A significant part of the Angolan investment abroad is indeed going to Portugal. However, conversely to the investments of Portuguese companies in Angola, Angolan investments in Portugal are mostly done in strategic sectors such as energy, telecoms, social media and banking. The most representative examples are the investments by Sonangol (the Angolan oil company) in the Portuguese oil company Galp Energia and in the largest Portuguese private bank Millennium BCP (Banco Comercial Portugues); the investments of Isabel dos Santos, daughter of the Angolan President José Eduardo dos Santos, in Banco BPI and in the telecom NOS; and finally the investments in the social-media companies Controlinveste (Global Media Group) and Sol (weekly newspaper). These investments in strategic sectors, normally undertaken by Angolan state-owned companies and personalities close to the Angolan regime, lead, of course, to a non-negligible influence of Angola on Portuguese economic and political issues.

From all the facts and figures presented in this article, the growing interdependence between Portugal and Angola in economic and political terms is undoubtable.

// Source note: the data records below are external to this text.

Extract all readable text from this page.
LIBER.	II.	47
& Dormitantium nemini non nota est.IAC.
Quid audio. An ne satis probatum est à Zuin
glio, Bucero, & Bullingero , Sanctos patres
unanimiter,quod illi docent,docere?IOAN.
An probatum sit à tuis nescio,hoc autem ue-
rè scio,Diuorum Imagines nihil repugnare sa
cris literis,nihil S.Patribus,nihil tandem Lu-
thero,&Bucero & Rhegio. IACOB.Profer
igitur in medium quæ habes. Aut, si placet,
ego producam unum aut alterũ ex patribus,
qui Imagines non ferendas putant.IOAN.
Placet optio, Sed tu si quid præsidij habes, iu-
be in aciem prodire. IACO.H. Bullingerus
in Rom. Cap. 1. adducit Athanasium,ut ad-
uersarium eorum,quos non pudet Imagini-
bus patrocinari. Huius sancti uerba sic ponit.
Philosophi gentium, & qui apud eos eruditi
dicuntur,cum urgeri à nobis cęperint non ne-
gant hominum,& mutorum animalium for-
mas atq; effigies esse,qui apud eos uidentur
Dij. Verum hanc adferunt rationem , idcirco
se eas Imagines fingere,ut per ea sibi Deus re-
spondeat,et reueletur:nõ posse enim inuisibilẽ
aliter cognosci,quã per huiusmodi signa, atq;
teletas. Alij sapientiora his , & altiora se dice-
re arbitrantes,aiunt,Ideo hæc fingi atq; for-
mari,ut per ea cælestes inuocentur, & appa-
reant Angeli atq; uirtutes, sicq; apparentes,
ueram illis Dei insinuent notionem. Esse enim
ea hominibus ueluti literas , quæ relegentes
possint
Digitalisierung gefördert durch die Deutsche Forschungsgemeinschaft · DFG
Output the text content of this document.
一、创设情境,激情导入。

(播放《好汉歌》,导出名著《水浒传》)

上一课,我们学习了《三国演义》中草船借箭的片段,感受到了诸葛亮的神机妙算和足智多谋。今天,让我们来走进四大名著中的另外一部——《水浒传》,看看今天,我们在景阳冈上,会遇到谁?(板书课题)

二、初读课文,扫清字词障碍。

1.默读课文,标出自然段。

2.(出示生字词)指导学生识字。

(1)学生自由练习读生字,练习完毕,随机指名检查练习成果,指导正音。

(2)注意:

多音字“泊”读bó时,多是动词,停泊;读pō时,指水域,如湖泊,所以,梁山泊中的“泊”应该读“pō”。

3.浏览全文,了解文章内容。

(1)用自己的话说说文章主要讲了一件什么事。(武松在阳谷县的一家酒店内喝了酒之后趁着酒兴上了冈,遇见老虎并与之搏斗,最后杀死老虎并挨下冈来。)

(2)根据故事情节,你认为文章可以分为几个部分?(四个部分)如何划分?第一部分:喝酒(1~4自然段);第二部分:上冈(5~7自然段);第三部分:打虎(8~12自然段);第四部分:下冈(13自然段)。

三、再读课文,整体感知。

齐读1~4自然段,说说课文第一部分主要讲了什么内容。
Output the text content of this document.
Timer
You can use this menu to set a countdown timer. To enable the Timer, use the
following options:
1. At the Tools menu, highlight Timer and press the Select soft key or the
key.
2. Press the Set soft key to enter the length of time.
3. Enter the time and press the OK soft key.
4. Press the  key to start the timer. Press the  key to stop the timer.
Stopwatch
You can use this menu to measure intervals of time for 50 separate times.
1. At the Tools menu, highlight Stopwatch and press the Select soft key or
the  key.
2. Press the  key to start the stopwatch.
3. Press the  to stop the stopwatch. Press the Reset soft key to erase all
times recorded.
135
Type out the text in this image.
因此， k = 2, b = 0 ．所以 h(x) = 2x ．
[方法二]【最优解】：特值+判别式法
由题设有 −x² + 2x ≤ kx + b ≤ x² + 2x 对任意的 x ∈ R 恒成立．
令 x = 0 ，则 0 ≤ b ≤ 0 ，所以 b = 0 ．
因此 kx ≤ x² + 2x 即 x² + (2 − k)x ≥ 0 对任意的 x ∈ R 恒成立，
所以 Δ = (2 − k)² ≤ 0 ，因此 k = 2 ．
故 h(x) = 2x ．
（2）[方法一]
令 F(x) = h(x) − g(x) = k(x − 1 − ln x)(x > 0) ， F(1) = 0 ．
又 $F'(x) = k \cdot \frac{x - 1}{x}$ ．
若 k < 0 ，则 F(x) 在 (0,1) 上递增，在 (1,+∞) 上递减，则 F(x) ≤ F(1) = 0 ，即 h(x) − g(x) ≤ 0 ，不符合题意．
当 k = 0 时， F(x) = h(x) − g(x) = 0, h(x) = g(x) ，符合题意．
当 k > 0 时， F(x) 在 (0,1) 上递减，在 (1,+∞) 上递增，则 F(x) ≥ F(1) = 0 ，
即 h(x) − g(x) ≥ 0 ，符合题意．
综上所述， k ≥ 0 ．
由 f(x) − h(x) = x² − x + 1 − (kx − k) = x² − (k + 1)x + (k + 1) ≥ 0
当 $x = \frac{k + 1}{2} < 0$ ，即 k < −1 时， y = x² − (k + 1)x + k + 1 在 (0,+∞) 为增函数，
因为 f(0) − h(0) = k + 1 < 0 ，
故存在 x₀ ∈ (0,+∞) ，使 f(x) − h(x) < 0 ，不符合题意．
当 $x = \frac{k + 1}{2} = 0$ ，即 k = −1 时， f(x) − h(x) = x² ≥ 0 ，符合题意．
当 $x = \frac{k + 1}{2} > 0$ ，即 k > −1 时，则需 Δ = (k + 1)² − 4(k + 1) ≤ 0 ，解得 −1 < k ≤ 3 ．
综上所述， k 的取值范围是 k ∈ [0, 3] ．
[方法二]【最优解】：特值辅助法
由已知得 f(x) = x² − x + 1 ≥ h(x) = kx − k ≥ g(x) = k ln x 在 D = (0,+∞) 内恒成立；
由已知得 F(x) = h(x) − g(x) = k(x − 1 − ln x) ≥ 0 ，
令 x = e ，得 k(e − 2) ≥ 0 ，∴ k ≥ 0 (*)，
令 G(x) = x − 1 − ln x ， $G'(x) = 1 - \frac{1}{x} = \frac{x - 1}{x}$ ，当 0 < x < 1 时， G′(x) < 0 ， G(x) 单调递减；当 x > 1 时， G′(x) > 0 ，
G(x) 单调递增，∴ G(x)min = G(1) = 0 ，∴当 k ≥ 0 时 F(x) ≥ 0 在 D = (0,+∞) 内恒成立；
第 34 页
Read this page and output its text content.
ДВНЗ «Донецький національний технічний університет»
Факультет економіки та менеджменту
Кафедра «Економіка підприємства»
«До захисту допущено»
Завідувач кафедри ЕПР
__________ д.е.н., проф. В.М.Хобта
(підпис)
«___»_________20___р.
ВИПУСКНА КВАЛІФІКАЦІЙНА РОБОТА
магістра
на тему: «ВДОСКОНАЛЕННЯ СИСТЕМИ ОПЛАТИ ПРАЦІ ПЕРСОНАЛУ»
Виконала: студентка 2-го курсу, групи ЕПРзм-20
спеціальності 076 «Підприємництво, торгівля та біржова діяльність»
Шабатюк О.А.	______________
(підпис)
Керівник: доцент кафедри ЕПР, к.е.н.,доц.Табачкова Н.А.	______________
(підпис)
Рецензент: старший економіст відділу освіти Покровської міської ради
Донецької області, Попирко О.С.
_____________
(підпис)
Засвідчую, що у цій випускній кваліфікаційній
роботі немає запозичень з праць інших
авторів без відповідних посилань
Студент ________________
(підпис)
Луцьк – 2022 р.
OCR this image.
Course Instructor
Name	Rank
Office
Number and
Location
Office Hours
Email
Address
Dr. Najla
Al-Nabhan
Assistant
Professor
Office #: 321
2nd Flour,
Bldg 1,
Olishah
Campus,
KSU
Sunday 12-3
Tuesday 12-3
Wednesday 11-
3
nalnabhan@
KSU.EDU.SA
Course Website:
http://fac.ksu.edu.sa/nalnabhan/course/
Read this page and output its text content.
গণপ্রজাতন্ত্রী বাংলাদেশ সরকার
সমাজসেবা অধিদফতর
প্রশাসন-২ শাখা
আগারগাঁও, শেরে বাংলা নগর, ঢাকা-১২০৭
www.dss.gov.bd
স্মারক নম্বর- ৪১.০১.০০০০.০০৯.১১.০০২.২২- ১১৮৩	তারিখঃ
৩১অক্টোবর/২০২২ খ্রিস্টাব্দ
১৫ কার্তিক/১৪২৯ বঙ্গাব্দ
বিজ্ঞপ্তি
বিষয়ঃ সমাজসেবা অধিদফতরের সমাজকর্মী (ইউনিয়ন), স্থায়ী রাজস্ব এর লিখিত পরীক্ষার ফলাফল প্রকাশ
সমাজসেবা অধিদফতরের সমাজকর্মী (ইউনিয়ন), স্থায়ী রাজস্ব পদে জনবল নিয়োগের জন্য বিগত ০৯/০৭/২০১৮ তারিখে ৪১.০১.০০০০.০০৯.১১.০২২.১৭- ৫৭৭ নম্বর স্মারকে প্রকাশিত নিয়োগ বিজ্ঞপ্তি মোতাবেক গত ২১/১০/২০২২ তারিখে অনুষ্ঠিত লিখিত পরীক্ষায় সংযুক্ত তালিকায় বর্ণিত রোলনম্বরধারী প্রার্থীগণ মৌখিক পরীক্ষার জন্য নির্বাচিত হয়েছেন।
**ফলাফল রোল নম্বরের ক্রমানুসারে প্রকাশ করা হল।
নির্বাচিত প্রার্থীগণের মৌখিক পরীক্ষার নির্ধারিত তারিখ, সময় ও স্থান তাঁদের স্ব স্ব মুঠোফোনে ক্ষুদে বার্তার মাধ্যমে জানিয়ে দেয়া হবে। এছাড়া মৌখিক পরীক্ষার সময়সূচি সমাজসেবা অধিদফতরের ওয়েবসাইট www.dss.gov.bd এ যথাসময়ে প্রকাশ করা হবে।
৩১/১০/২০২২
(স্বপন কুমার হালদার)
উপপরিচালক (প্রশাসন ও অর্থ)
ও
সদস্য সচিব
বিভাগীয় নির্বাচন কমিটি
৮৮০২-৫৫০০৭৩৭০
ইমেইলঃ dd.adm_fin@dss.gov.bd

As far as the economy is concerned, the importance of Angola to Portuguese exports and companies is clear. On the other hand, the importance of the imports from Portugal to sustain the fast economic growth and development experienced by Angola in the last few years is also apparent. On the other side, the investments of Angola in Portugal are a way to affirm the country as a regional economic power and also to spread its influence in the world, through a market that is very familiar to Angolan authorities.

In the future, a more balanced trade relationship is expected between Portugal and Angola. As Angola diversifies its economic activity, also supported by the investment of Portuguese companies, it is expected that imports from Portugal may decrease or at least grow at a slower pace. However, these expectations are largely dependent on the capability of Angola to diversify its economy and, thus, rely less on the oil sector, which given its inherent volatility might compromise a sustained path of growth and development.